From a pathophysiological perspective, the inherent risk of cerebrovascular thromboembolism, including silent embolic events, together with global brain hypoperfusion due to impaired cardiac haemodynamics, may all account for the increased risk of developing dementia in patients with atrial fibrillation. On the other hand, properly designed studies are necessary to evaluate what is the underlying pathophysiology linking atrial fibrillation with increased risk of dementia.
In your study, you conclude that patients with atrial fibrillation should be periodically screened for dementia. What should this screening process involve?
The studies included in our pooled analysis adopted established tools of screening for cognitive impairment, which included the Mini-Mental State Exam (MMSE), neuropsychological tests, and established criteria from the Diagnostic Statistical Manual of Mental Disorders (DSM). Other tools, such as the Montreal Cognitive Assessment (MoCA), have been proven to have fairly adequate sensitivity and specificity for cognitive impairment screening. Further studies are warranted to evaluate which one is the best tool to screen patients with atrial fibrillation for dementia.
Should patients be made aware of the potential association between atrial fibrillation and dementia at diagnosis (ie, so that they can be aware of the signs and symptoms)?
Patients with atrial fibrillation should understand that dementia is a condition potentially associated with their arrhythmia, especially at long-term follow-up. Patient awareness is a critical part of dementia prevention. Patients and families should have basic skills and knowledge to recognise the signs and symptoms of dementia, and feel confident in recording and appropriately reporting these to doctors.

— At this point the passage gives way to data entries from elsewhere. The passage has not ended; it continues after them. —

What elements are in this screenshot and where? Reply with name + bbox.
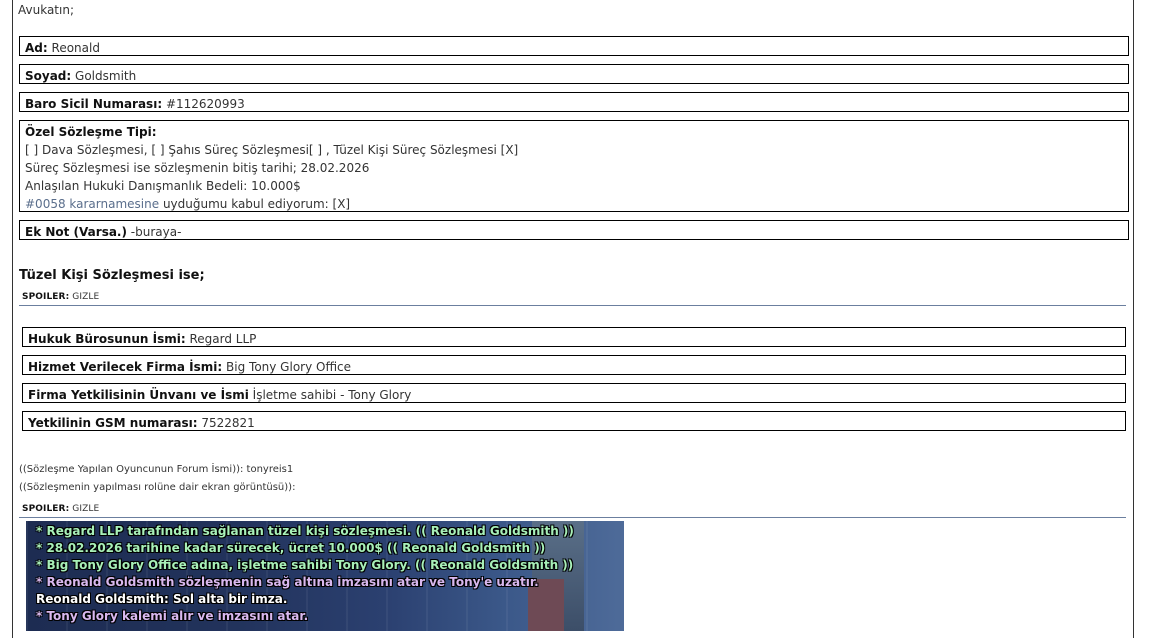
field-ad: Ad: Reonald bbox=[19, 36, 1129, 56]
spoiler-header-screenshot: SPOILER: GIZLE bbox=[22, 504, 99, 514]
chat-line: * Big Tony Glory Office adına, işletme s… bbox=[36, 558, 574, 572]
game-screenshot: * Regard LLP tarafından sağlanan tüzel k… bbox=[26, 521, 624, 631]
field-baro-value: #112620993 bbox=[165, 97, 245, 111]
spoiler-toggle-button[interactable]: GIZLE bbox=[72, 292, 99, 302]
chat-line: Reonald Goldsmith: Sol alta bir imza. bbox=[36, 592, 288, 606]
field-baro: Baro Sicil Numarası: #112620993 bbox=[19, 92, 1129, 112]
chat-line: * Reonald Goldsmith sözleşmenin sağ altı… bbox=[36, 575, 539, 589]
field-soyad-value: Goldsmith bbox=[75, 69, 137, 83]
corp-row-firm: Hukuk Bürosunun İsmi: Regard LLP bbox=[22, 327, 1126, 347]
field-eknot: Ek Not (Varsa.) -buraya- bbox=[19, 220, 1129, 240]
field-ozel-label: Özel Sözleşme Tipi: bbox=[25, 125, 157, 139]
field-baro-label: Baro Sicil Numarası: bbox=[25, 97, 163, 111]
field-ad-label: Ad: bbox=[25, 41, 48, 55]
decree-line: #0058 kararnamesine uyduğumu kabul ediyo… bbox=[25, 195, 1123, 213]
corp-row-authority: Firma Yetkilisinin Ünvanı ve İsmi İşletm… bbox=[22, 383, 1126, 403]
corp-row-value: Regard LLP bbox=[189, 332, 257, 346]
corp-row-value: 7522821 bbox=[201, 416, 255, 430]
ooc-forum-name: ((Sözleşme Yapılan Oyuncunun Forum İsmi)… bbox=[19, 464, 294, 475]
spoiler-header-corporate: SPOILER: GIZLE bbox=[22, 292, 99, 302]
corp-row-gsm: Yetkilinin GSM numarası: 7522821 bbox=[22, 411, 1126, 431]
field-ad-value: Reonald bbox=[51, 41, 100, 55]
spoiler-label: SPOILER: bbox=[22, 504, 70, 514]
decree-link[interactable]: #0058 kararnamesine bbox=[25, 197, 159, 211]
corp-row-label: Firma Yetkilisinin Ünvanı ve İsmi bbox=[28, 388, 249, 402]
contract-type-line: [ ] Dava Sözleşmesi, [ ] Şahıs Süreç Söz… bbox=[25, 143, 519, 157]
field-ozel: Özel Sözleşme Tipi: [ ] Dava Sözleşmesi,… bbox=[19, 120, 1129, 212]
field-eknot-value: -buraya- bbox=[126, 225, 182, 239]
corp-row-value: İşletme sahibi - Tony Glory bbox=[252, 388, 412, 402]
spoiler-divider bbox=[19, 517, 1126, 518]
field-soyad-label: Soyad: bbox=[25, 69, 72, 83]
greeting: Avukatın; bbox=[18, 3, 74, 17]
ooc-screenshot-label: ((Sözleşmenin yapılması rolüne dair ekra… bbox=[19, 482, 296, 493]
field-soyad: Soyad: Goldsmith bbox=[19, 64, 1129, 84]
decree-rest: uyduğumu kabul ediyorum: [X] bbox=[159, 197, 351, 211]
spoiler-divider bbox=[19, 305, 1126, 306]
corp-row-label: Yetkilinin GSM numarası: bbox=[28, 416, 198, 430]
contract-fee-line: Anlaşılan Hukuki Danışmanlık Bedeli: 10.… bbox=[25, 179, 301, 193]
spoiler-label: SPOILER: bbox=[22, 292, 70, 302]
field-eknot-label: Ek Not (Varsa.) bbox=[25, 225, 127, 239]
chat-line: * Tony Glory kalemi alır ve imzasını ata… bbox=[36, 609, 309, 623]
chat-line: * Regard LLP tarafından sağlanan tüzel k… bbox=[36, 524, 574, 538]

In your study, you also suggest that studies should investigate whether established therapies for atrial fibrillation could reduce the risk of developing dementia. How should these studies be designed?
The most reliable way to evaluate whether maintaining stable sinus rhythm in patients with atrial fibrillation by means of rhythm-control therapies (eg, catheter ablation and/or antiarrhythmic drugs) is associated with a reduction of the risk of developing dementia is to design a large randomised trial with a long follow-up period.
Some large trials and registries that are ongoing might provide valuable information in this sense. The CABANA (Catheter ablation versus antiarrhythmic drug therapy for atrial fibrillation trial) study is currently randomising patients with atrial fibrillation to either catheter ablation or pharmacologic therapy with rate or rhythm control drugs. With an estimated more than 3,000 patients enrolled, CABANA is the first ablation trial with an adequate power to detect differences in mortality, which constitutes the primary endpoint of the trial. The ongoing SAFARI (Safety of Atrial Fibrillation Ablation Registry Initiative) registry is a collaborative US nationwide registry for collecting data related to atrial fibrillation ablation. SAFARI will include more than 5,000 patients undergoing catheter ablation of atrial fibrillation and will assess the safety and effectiveness of atrial fibrillation ablation in a wide variety of clinical settings.
Neither the CABANA nor the SAFARI have included dementia among the assessed outcomes, despite they are potentially powered enough to evaluate this endpoint. Based on our findings, the inclusion of dementia among the endpoints assessed in these large ongoing studies might provide important information.